116 Petherton Rd., Hackney
Hidden on a residential street in Canonbury, in an old garage with a beautiful old sign to prove it, Primeur feels eons away from London's bustle. On a warm day, the garage doors open and diners get to watch the evening light filter in while snacking on a fantastic Spanish cheese and sipping on one of the natural, mineral wines on their expertly chosen list. And then dive into the short but perfect menu, which changes daily, so much so that it arrives hastily handwritten. Share a few small plates of their ultra-seasonal fare and watch the world quietly go by outside the garage doors. For large groups, there's a private dining room downstairs in the wine cave.

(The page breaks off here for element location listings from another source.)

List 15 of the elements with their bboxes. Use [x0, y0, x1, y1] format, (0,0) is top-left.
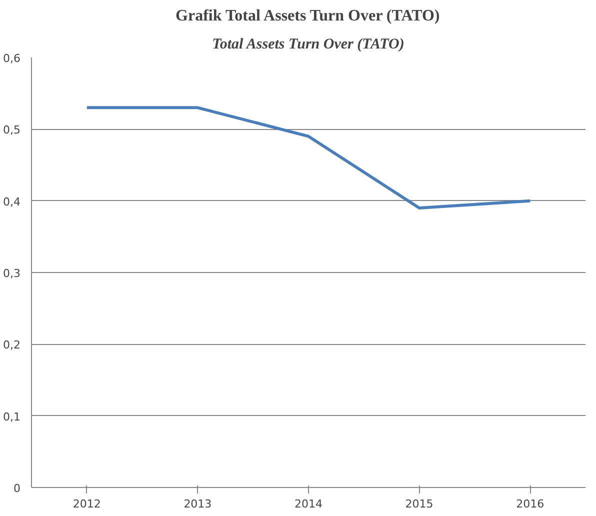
line-series — [85, 106, 532, 210]
y-tick-label: 0,3 — [3, 267, 21, 280]
chart-subtitle: Total Assets Turn Over (TATO) — [212, 36, 404, 52]
y-tick-label: 0,1 — [3, 410, 21, 424]
x-tick-label: 2014 — [294, 498, 323, 510]
chart-title: Grafik Total Assets Turn Over (TATO) — [176, 8, 440, 24]
y-tick-label: 0 — [14, 482, 20, 495]
y-tick-label: 0,4 — [3, 195, 21, 208]
y-tick-label: 0,5 — [3, 124, 21, 137]
x-tick-label: 2013 — [184, 498, 212, 510]
x-tick-label: 2012 — [72, 498, 101, 510]
y-tick-label: 0,2 — [3, 338, 21, 352]
x-tick-label: 2016 — [516, 498, 544, 510]
y-tick-label: 0,6 — [3, 52, 21, 65]
x-tick-label: 2015 — [405, 498, 434, 510]
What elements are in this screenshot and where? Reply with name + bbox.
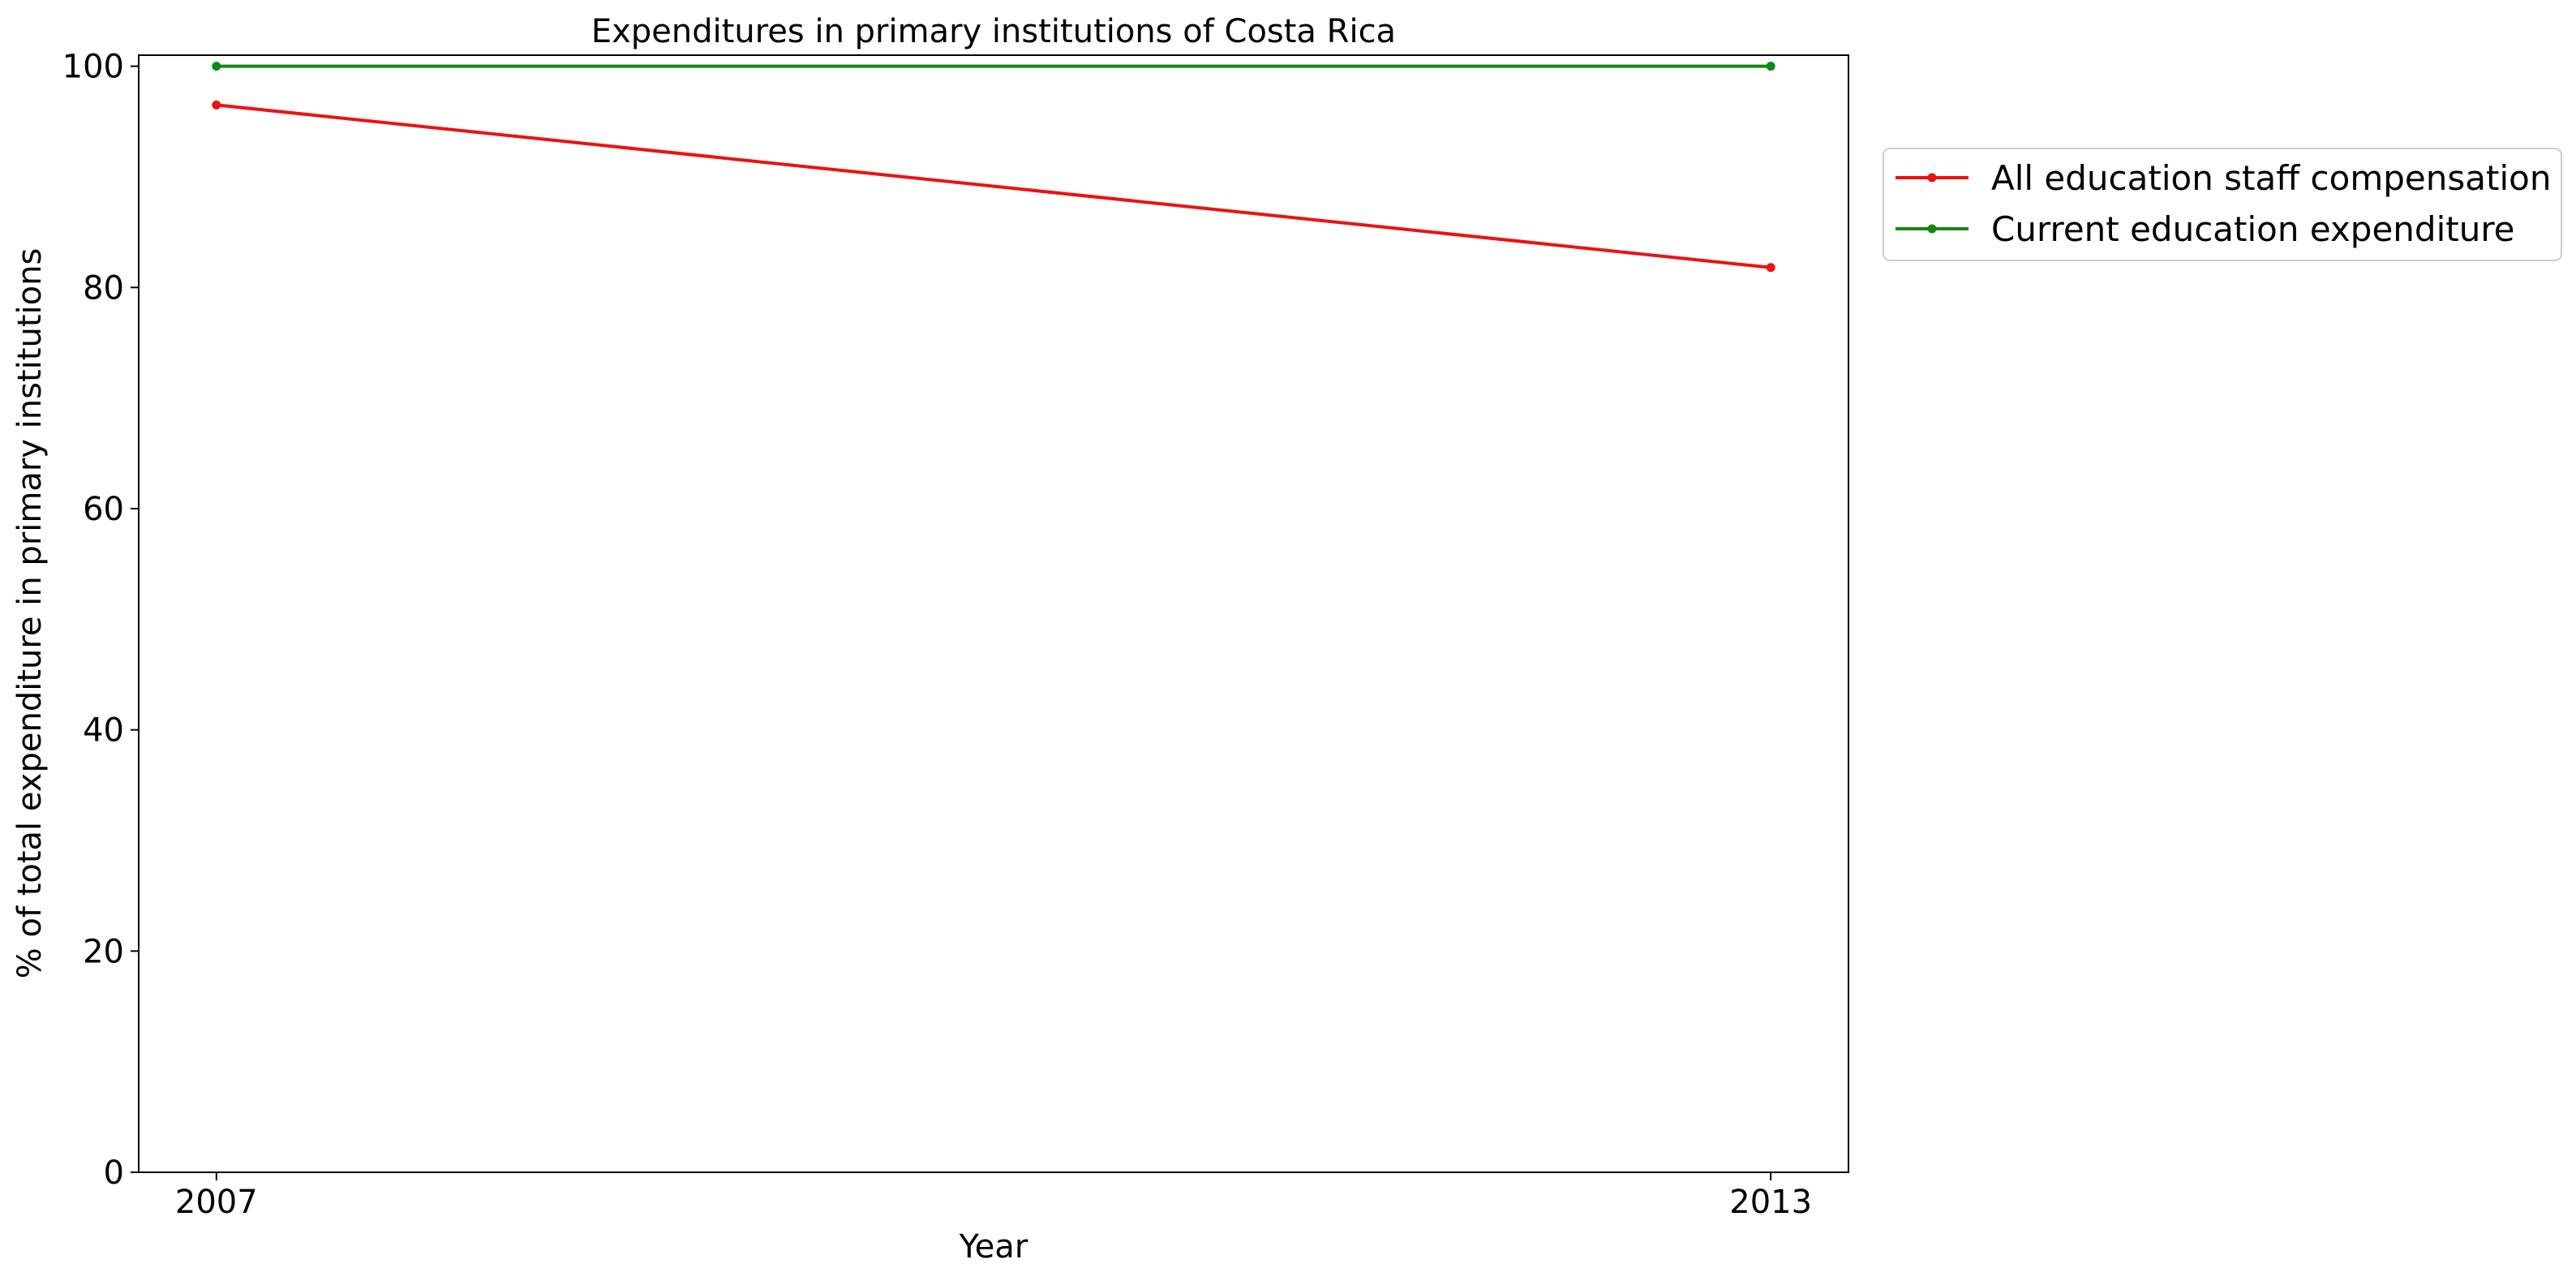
x-tick-label: 2007: [175, 1184, 258, 1221]
x-axis: 2007 2013: [175, 1172, 1812, 1221]
y-tick-label: 100: [62, 49, 124, 86]
plot-frame: [138, 54, 1849, 1173]
data-point: [212, 62, 221, 71]
y-axis: 0 20 40 60 80 100: [62, 49, 139, 1192]
legend: All education staff compensation Current…: [1883, 148, 2562, 261]
y-tick-label: 20: [83, 933, 124, 970]
data-point: [1766, 263, 1775, 273]
legend-marker: [1927, 224, 1937, 234]
series-line-0: [216, 103, 1771, 269]
legend-entry-staff-compensation: All education staff compensation: [1896, 158, 2551, 198]
x-axis-label: Year: [959, 1228, 1028, 1266]
y-tick-label: 80: [83, 269, 124, 307]
y-tick-label: 0: [104, 1154, 124, 1192]
y-tick-label: 40: [83, 712, 124, 750]
series-layer: [212, 62, 1775, 273]
data-point: [212, 100, 221, 110]
legend-marker: [1927, 173, 1937, 183]
chart-title: Expenditures in primary institutions of …: [591, 13, 1396, 50]
legend-entry-current-expenditure: Current education expenditure: [1896, 209, 2515, 249]
data-point: [1766, 62, 1775, 71]
legend-label: All education staff compensation: [1991, 158, 2551, 198]
y-tick-label: 60: [83, 491, 124, 528]
plot-area: 0 20 40 60 80 100 2007 2013: [62, 49, 1849, 1221]
x-tick-label: 2013: [1729, 1184, 1812, 1221]
y-axis-label: % of total expenditure in primary instit…: [11, 248, 49, 979]
legend-label: Current education expenditure: [1991, 209, 2515, 249]
legend-frame: [1883, 148, 2562, 261]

Arch 395, Mentmore Terrace, Hackney
A passion project through and through for everyone involved in this fantastic bakery, E5 is way ahead of the curve, using local, organic flours to bake incredible sourdough country breads, ryes, and perfect pastries. The guys behind E5, founder Ben McKinnon and head baker Eyal Schwartz are both in their second career, having left the sustainability business and neuroscience worlds to delve deep into ancient grains and wild yeasts. What's come out of their impulsive career move is bread that has a cult following among foodies, and a bustling, jam-packed café. Plus, they're magnanimously sharing the knowledge in their weekly bread baking courses.
The Happy Tummy Co.
Karen Collins is on a mission to cure IBS by way of her now legendary fermented chia teff loaf, which has become a go-to not just for those with a serious condition, but for anyone hoping to improve their digestion. The added bonus is that it makes a perfect slice of ultra-nourishing morning toast. Devotees can pick it up via Frame cafés or by subscription. Operating a totally sustainable, zero-waste policy, Happy Tummy Co. delivers weekly orders by bike.
79a Wilton Way, Hackney
Momosan, a teensy, whitewashed space a few doors down from Violet Cakes on the up-and-coming Wilton Way, is a collection of beautiful, useful objects owner Momoko Mizutani has found on her travels. While there is a definite Japanese bent to the look and feel of the delicate glassware, quirky ceramics, and home-y odds and ends, these are her finds from friends across the world. Ceramic mugs by LA artist Peter Shire, London-based Jochen Holz' delicate colorblock glassware, Japanese incense, and more: It's a hodge podge, but a painstakingly edited one—and at great prices—making this an ideal gifting destination.
5 Chatsworth Rd., Hackney
Beautifully arranged and sourced by Angela Maynard, an ex-product developer, this is a London green-thumb's dream with ceramics in muted tones, handmade woven baskets, all the succulents you could dream of, and hard-to-find skincare brands. Botany hosts mini gallery openings in the space, too, which is just another great excuse to head there more often.